“Mademoiselle,” I cried, more passionately, perhaps, than was fitting, “do not misunderstand. The confiscation does not apply at once, of course, and you are still absolute mistress here. If your brother be proved innocent, the decree of confiscation may be revoked. So it will now be held in suspension. You will, I am sure, permit me to go through the form of visiting your house, to convince me, as the Governor’s emissary, that Monsieur le Fevre is not there. Then I will return to the village and see to it that my men shall cause you no annoyance or embarrassment. I dare not ask you to pity me for the duty that has been put upon me.”
As I spoke I had been watching her face, without seeming to think of anything but my own words. First the colour returned to cheek and lips; then a wild anger was lighted in the great green eyes—anger with a fear and appeal behind it. Then a resolved look—and I knew that she would force herself to play out the game, setting her brother’s interest before all else. And then, last of all, a most fleeting, elusive look of triumph at the back of her eyes and at the bow of her lips, for the indeterminable fraction of a second. I took note of this with some anxiety. Could it be possible that she felt sure of her power over me? Could it be possible that she had, at all, any hold upon me? No, she was too confident. She interested me amazingly. She seemed to me the most beautiful thing that could have ever existed. But I was not in love, and would not be swerved from my duty even if I were. Yet all this was flashed instantaneously through my brain—she was speaking—and I was yielding.
“You are a generous enemy, a chivalrous enemy, monsieur,” she murmured, in a low, earnest, slightly strained voice. Then she recovered her lightness. “I am almost your prisoner, in a sense, am I not? A suspect, certainly. If I accept your leniency, and profit by your permission to stay here under my confiscated roof, do not make me die under this weight of favour. Be my guest and let me feel that I am not the only one in debt.”
Was this the same woman, this half-mocking, all-irresistible creature, she whom I had seen grey-faced with hopeless trouble not three minutes before? Said I to myself, “If I put my wits or my heart against hers it is all up with me. Blank truth is my only hope.” Aloud I said, “I will be your guest, mademoiselle, though the debt in which I so overwhelm myself is one from which I can never again get free.”
For this acquiescence my reward was just a look of brilliancy that made me catch my breath with pleasure. With a gesture that bade me to her side she turned and moved slowly up the path, between the shining copiousness of roses.
“‘It is I who must ask forgiveness,’ she said softly, holding out her hand” (page 192).
“I will send a servant with your orderly to the inn, monsieur,” she said, “to fetch your things.

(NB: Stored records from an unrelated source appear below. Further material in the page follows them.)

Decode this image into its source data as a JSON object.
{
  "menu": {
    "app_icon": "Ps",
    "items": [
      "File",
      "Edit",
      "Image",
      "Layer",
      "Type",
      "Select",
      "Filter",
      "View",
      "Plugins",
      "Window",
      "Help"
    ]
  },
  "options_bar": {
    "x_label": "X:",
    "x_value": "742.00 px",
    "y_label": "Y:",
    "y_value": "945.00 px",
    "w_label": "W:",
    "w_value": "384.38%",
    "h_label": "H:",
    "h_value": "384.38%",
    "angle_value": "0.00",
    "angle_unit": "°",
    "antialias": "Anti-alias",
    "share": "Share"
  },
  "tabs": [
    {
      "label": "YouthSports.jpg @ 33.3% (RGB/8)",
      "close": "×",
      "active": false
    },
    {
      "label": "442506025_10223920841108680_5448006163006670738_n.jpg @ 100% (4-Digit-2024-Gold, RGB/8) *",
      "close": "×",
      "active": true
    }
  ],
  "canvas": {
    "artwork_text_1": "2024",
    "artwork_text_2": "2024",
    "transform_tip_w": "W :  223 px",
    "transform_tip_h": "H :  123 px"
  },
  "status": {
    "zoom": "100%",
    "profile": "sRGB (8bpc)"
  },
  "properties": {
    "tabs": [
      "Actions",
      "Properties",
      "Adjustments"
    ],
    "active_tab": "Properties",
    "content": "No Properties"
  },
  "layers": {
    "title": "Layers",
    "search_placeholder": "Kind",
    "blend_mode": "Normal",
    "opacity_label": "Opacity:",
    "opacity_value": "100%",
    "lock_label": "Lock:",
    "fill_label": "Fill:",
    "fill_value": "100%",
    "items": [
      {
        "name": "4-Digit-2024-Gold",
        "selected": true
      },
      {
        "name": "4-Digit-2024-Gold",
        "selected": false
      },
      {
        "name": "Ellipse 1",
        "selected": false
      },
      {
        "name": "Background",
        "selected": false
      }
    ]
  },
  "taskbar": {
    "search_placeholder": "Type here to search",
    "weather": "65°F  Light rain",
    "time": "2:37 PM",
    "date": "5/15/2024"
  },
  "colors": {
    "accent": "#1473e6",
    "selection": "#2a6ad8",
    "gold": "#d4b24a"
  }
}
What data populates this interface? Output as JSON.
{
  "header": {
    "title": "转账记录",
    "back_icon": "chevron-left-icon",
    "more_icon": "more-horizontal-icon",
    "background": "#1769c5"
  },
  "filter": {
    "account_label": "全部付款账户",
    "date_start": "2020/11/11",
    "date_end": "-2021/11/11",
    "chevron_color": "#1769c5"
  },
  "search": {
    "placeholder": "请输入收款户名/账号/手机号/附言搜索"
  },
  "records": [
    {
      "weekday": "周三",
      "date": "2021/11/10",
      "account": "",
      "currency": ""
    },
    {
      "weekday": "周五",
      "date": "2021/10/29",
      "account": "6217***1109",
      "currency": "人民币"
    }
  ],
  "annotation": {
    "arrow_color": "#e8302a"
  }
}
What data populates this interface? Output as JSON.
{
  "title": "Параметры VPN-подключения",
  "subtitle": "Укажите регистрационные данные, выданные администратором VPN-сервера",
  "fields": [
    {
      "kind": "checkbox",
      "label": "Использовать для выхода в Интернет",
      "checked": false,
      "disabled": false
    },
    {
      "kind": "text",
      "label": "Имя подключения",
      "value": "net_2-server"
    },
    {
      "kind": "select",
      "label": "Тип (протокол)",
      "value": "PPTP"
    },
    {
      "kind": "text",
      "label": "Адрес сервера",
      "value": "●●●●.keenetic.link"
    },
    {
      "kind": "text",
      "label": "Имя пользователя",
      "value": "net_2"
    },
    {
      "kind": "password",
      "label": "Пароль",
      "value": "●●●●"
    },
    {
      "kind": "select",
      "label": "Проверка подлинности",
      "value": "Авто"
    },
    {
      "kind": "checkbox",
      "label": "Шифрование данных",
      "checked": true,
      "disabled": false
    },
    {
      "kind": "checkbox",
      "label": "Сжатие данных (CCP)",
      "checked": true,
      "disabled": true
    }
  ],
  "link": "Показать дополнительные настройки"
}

Our old walls will be glad to shelter again a soldier’s uniform, even if the colour of it be something strange to them.”
“Almost you tempt me to wish that I had been born to the white uniform,” I answered, in a daze with the nearness of her, the witchery of her, the nameless charm of her movement, the subtle intoxication of her voice.
“Almost you tempt me to regret,” she retorted, with gracious raillery, “that the men of your cold and stubborn north cannot be moved to change by a woman’s arguments.”